The market continued to consolidate for yet another session but bulls seem to be strongly holding the fort as the benchmark indices extended uptrend for the sixth consecutive day on August 3.
The BSE Sensex rallied more than 200 points to 58,350 while the Nifty50 climbed 43 points to 17,388 and formed a small-bodied bullish candle on daily charts with higher high higher low formation for the fifth straight day.
However, there was underperformance in the broader space on weak breadth. The Nifty Midcap 100 and Smallcap 100 indices fell 0.7 and 0.5 percent respectively. About two shares declined for every share rising on the NSE.
Stocks that were in action included Rossari Biotech which gained 5.8 percent at Rs 945, which has seen large bullish candlestick pattern formation on the daily charts with significantly higher volumes with expanding Bollinger Band after a day of high wave kind of candle formation. The long downward sloping trendline (adjoining record high point on October 12, 2021, and January 14, 2022) has broken out with a positive candle on July 28, 2022.
Devyani International was another stock that rallied 5.6 percent to close at Rs 186.75, the highest closing level since January 20 this year, forming robust bullish candlestick pattern which resembles Bullish Engulfing kind of pattern formation on the daily charts, with very high volumes.
Greenply Industries erased significant gains from its high point and finally settled with 1.3 percent gains at Rs 184.8, forming Inverted Hammer kind of pattern on the daily charts.
Here's what Jigar S Patel of Anand Rathi Shares & Stock Brokers recommends investors should do with these stocks when the market resumes trading today:
Rossari Biotech has witnessed a very sharp correction of 51 percent between October 2021 and June 2022. Since then the stock is consolidating between Rs 825-880 (see chart) and it has made a solid base near Rs 900 levels.
On August 3, 2022, it gave a classic breakout from said levels along with massive volume picking up which hints at further upside.
On the indicator front, weekly MACD (moving average convergence and divergence) is giving bullish crossover along with weekly RSI (relative strength index) displaying impulsive structure near oversold zone indicating further upside till Rs 1,100 with plausible support seen at Rs 875.
One can hold (if already bought) and add (if considering fresh buy) at the current market price.
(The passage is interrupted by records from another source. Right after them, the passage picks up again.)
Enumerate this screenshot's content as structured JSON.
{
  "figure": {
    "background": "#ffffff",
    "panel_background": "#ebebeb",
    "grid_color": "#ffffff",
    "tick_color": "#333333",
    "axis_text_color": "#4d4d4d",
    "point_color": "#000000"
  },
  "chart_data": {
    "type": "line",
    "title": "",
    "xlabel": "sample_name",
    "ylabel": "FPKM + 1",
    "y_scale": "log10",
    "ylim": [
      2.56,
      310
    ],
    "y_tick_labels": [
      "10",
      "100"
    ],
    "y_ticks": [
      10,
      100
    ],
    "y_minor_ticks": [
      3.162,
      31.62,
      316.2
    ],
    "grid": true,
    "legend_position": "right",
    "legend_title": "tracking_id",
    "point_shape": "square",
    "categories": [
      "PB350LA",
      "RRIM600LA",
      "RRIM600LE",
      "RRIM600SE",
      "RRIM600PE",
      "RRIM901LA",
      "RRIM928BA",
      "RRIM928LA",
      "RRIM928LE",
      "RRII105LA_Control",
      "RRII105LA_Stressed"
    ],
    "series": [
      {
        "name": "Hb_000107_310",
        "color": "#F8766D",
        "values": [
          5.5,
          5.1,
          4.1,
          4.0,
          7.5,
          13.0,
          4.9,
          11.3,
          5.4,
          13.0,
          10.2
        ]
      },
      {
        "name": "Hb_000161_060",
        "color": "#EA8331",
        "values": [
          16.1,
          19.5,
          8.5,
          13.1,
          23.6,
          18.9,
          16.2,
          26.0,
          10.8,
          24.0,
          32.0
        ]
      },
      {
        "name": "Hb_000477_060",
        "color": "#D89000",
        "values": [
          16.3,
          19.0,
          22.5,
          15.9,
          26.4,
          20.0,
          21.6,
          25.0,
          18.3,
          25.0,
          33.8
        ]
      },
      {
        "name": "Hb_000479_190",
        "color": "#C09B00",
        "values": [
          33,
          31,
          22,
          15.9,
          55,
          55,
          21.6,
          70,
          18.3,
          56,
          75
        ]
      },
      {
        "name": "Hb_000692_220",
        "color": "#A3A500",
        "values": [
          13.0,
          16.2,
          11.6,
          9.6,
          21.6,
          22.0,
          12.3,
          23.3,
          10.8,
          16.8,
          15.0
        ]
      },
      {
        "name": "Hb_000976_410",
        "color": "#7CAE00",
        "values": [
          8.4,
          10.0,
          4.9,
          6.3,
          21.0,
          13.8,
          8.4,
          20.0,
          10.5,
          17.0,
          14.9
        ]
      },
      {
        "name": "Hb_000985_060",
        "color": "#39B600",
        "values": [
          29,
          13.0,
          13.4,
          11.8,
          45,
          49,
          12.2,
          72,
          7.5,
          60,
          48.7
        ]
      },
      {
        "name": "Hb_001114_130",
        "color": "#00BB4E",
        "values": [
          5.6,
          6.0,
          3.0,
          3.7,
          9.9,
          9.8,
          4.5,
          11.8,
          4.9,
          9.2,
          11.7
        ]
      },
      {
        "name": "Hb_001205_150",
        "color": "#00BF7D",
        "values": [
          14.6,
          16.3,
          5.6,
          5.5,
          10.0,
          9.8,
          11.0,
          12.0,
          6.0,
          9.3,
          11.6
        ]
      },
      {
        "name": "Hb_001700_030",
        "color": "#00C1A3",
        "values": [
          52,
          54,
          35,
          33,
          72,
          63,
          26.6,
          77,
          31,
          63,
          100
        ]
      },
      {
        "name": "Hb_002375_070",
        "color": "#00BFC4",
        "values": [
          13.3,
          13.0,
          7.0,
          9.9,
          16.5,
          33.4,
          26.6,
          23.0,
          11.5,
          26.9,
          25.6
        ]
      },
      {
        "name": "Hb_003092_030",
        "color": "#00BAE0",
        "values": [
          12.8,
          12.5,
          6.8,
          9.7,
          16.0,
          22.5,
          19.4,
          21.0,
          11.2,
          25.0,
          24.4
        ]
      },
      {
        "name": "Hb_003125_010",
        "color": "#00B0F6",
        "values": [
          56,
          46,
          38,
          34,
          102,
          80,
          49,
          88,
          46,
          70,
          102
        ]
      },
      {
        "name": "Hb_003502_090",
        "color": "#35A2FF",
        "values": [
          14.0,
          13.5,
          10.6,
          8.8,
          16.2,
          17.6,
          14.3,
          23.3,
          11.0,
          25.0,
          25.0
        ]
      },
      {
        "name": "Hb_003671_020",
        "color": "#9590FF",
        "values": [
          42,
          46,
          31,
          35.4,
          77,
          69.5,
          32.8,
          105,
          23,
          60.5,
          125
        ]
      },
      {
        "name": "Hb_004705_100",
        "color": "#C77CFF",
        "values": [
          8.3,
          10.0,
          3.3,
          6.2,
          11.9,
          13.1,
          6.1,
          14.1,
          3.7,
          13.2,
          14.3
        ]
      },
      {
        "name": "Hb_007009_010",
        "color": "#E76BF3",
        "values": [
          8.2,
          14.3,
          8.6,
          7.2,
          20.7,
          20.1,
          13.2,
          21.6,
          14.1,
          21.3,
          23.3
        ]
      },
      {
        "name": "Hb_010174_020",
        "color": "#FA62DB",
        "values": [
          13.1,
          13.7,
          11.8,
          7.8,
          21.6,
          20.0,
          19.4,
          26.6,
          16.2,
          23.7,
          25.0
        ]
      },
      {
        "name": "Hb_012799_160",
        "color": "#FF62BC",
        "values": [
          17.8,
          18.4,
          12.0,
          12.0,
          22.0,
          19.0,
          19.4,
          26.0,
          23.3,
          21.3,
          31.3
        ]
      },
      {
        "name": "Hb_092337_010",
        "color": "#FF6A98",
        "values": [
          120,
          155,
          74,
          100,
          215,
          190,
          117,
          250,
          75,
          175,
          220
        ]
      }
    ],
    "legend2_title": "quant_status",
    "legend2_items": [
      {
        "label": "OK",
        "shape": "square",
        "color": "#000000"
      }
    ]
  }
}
On the daily chart, the counter is near resistance levels of approximately Rs 190-200. Over the last one month, the stock has seen 33 percent appreciation. If already holding, then one should book some profits between Rs 190-195 levels.
Last but not the least, fresh buying in the counter is not advisable at the current market price, as volumes are high at higher price which is a sign of exhaustion.

What a great setup we are having at Greenply Industries -- precise bullish BAT pattern which got completed at 0.886 ratio on the daily chart with N-wave formation near the potential reversal zone of Rs 170-175.
In the current scenario, the said counter has reversed from the said potential reversal zone with positive volume picking up which hints at further upside. One can buy at current levels in small tranche and another tranche at Rs 178 levels. Upside is expected till Rs 220 and plausible support is seen at Rs 170.

Disclaimer: The views and investment tips expressed by investment experts on Moneycontrol.com are their own and not those of the website or its management. Moneycontrol.com advises users to check with certified experts before taking any investment decisions.